Римма замечала состояние коллеги, спрашивала о нём, а та лишь улыбалась, отшучивалась. И хотя внутренне убеждала себя в том, что волнение имеет происхождение мистическое, что‑то шептало ей, что она ошибается, что оно принадлежит к какому‑то иному роду. Временами это чувство казалось ей знакомым, но когда она начинала вспоминать, откуда знает его, и была почти у цели, безумный страх останавливал её. А, успокоившись, она снова оказывалась далека от разгадки. При этом девушка испытывала глубокое чувство вины за свою трусость, потому что она почти явственно слышала, как внутренний голос шептал ей: «Ты знаешь ответ, но боишься услышать его. Потому что тогда лишишься своего спокойствия».
Всё это мучило Ангелу, и она не находила себе места. Однако, к радости девушки, она отыскала себе пациента. Теперь её мысли были направлены на предстоящий сеанс, и думать о волнении времени не находилось.

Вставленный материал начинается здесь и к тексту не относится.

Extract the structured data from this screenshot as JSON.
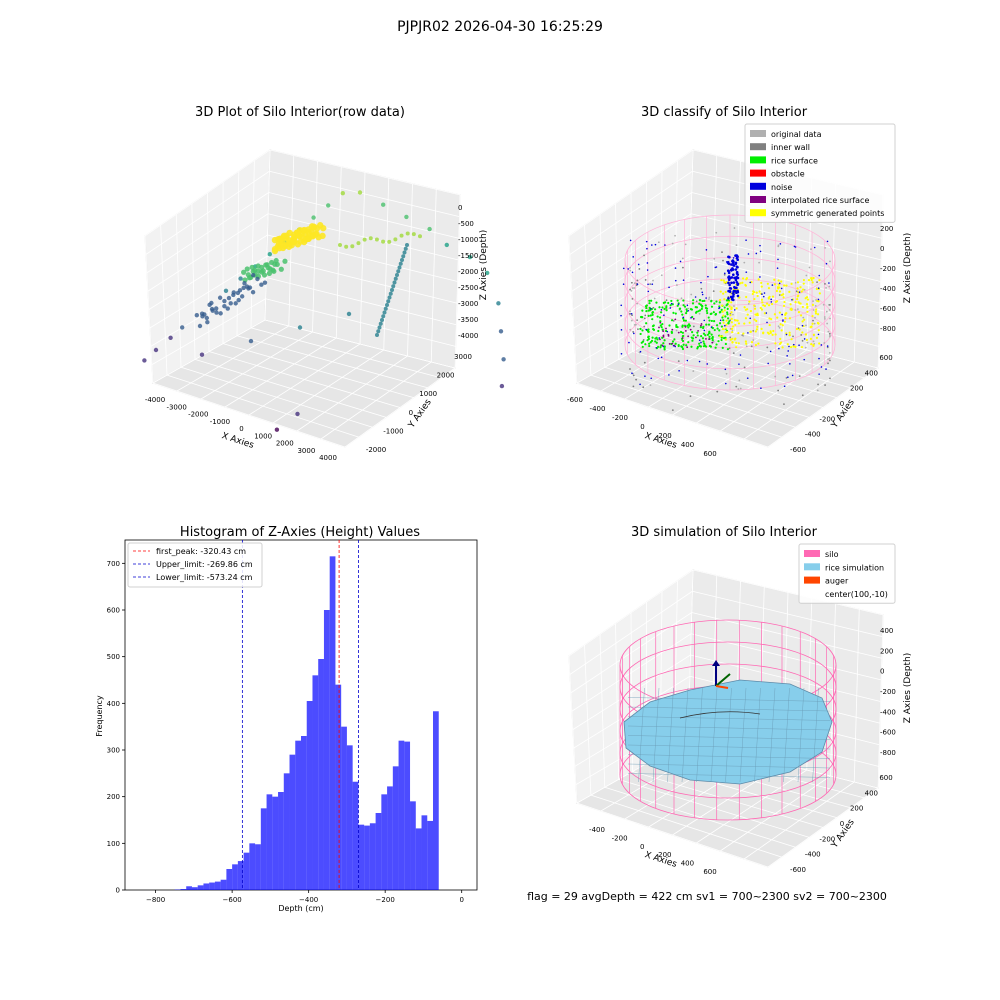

Это был последний пациент в текущем году. Остальных она вылечила ещё до осени, и когда обнаружила, что осталось вылечить лишь одного, стала тянуть время. Ведьма не хотела исчерпать свой лимит задолго до окончания года: без работы ей было скучно, а потому она принялась более придирчиво подбирать последнего пациента. Тех, кого были способны исцелить и другие ведьмы, она отвергала и ждала человека с более серьёзным недугом. И, наконец, нашла мужчину, больного СПИДом, спасти которого было не под силу никому, кроме неё.
Вечером в пятницу они с Волком приехали к тому домой, где Анжелика и восстановила его иммунную систему, почти не испытав боли, но потратив много энергии. Как и всегда, девушка отключилась. В себя она пришла ночью.